Why I Love Final Set Tiebreaks!

After some technical difficulties, I'm back!

With the U.S. Open in full swing, I thought I'd share my thoughts on one of the aspects that makes the Open unique among the Grand Slams. The U.S. Open is the only Slam that utilizes the final set tiebreak instead of the win by 2 format of the others. In a nutshell, no 70-68 score is coming to come out of New York in the month of September.

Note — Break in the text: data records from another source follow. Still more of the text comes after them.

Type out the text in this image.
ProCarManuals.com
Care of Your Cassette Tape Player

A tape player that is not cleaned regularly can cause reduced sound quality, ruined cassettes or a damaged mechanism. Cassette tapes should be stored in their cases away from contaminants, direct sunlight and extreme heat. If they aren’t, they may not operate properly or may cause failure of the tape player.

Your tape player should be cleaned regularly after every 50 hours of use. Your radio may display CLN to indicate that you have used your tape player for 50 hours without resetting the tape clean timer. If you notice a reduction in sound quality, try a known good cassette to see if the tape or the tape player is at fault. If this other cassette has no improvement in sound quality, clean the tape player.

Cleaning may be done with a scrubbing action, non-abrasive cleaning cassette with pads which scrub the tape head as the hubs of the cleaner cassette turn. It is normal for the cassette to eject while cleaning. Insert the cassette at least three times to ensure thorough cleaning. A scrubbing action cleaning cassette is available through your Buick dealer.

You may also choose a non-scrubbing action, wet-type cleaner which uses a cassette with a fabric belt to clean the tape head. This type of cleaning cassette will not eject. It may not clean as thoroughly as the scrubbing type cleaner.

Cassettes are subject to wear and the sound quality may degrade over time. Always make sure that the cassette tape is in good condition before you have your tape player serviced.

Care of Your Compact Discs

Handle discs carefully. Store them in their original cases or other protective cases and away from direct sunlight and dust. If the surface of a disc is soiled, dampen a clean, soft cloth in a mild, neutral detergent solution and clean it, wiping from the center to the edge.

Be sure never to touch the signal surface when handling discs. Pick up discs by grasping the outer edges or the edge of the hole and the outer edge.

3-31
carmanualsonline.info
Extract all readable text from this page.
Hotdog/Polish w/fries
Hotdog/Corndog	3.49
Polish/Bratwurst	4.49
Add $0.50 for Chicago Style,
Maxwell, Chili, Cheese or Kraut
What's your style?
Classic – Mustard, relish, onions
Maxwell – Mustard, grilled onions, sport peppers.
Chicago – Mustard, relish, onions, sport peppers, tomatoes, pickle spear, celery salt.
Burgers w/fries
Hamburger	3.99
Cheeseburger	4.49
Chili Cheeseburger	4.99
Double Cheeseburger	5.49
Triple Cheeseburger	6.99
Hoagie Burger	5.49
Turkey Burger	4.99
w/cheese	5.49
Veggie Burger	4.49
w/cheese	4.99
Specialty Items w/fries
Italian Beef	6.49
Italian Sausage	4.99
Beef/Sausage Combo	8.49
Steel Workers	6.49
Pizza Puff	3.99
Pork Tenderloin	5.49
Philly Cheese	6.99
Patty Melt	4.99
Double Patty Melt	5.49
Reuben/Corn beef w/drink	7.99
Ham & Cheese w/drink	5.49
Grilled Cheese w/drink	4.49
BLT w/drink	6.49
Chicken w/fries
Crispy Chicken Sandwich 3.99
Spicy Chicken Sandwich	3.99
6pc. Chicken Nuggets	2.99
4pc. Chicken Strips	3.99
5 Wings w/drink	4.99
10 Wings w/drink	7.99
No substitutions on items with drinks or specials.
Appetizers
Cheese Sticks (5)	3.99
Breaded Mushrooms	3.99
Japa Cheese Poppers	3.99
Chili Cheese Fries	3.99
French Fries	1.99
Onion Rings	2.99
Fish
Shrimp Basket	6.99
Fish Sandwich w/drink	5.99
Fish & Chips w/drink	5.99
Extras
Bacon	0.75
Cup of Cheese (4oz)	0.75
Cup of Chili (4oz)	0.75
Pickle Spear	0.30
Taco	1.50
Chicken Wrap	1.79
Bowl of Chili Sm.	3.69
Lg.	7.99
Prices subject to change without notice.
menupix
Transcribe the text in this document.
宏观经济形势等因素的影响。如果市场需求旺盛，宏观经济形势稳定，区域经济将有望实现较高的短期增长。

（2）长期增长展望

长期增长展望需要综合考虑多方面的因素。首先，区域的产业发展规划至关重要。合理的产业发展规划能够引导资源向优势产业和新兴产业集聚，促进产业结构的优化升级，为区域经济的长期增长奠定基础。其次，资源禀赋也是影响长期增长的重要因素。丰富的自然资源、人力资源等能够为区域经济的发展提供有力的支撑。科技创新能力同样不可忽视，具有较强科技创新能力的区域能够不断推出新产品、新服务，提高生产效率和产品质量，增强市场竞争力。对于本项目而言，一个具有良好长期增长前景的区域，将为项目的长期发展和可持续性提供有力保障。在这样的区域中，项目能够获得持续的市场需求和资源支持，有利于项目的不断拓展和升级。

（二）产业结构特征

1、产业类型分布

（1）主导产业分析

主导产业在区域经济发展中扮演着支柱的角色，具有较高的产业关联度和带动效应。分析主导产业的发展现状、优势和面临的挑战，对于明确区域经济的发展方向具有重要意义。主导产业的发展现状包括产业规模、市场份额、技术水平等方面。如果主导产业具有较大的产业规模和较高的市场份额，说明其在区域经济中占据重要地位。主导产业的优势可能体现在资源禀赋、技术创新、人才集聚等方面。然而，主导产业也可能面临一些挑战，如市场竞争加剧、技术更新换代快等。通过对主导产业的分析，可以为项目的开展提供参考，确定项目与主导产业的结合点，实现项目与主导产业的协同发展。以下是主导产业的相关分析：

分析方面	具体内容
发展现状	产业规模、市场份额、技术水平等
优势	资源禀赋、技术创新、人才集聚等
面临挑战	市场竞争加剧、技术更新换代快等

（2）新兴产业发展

I for one, love the tiebreak format for this event. I know it has its detractors but I think it adds a great deal to the game. For one, I think it creates a sense of urgency with the players. No offense to Isner or Mahut, but that epic Wimbledon match was largely 2+ days of neither doing anything on the other player's serve. The tiebreak rewards players willing to stay aggressive on their return games and go for shots. It limits the ability to focus on just your serve and brings a focus on balancing serve and return games. I also think it ups the ante on the end of the match being a battle of mental toughness. Knowing you are mere points away, rather than games I think really lays bare who has the mental fortitude to find a way to win and who is going to crumble under pressure. You also can't discount the crowd factor as well. A tiebreak can provide for a very exciting finish and the crowd can get fired up knowing every single point counts.

What do you think? Is the final set tiebreak a great way to keep the only American slam unique or should we let the players grind it out as in the other majors?

Ps. As a friend pointed out today, I find it very bizarre for Grand Slam mixed doubles to use no-ad scoring w/ gender specific serving (as seen in the final today). It's not local league, they are all professionals on that court!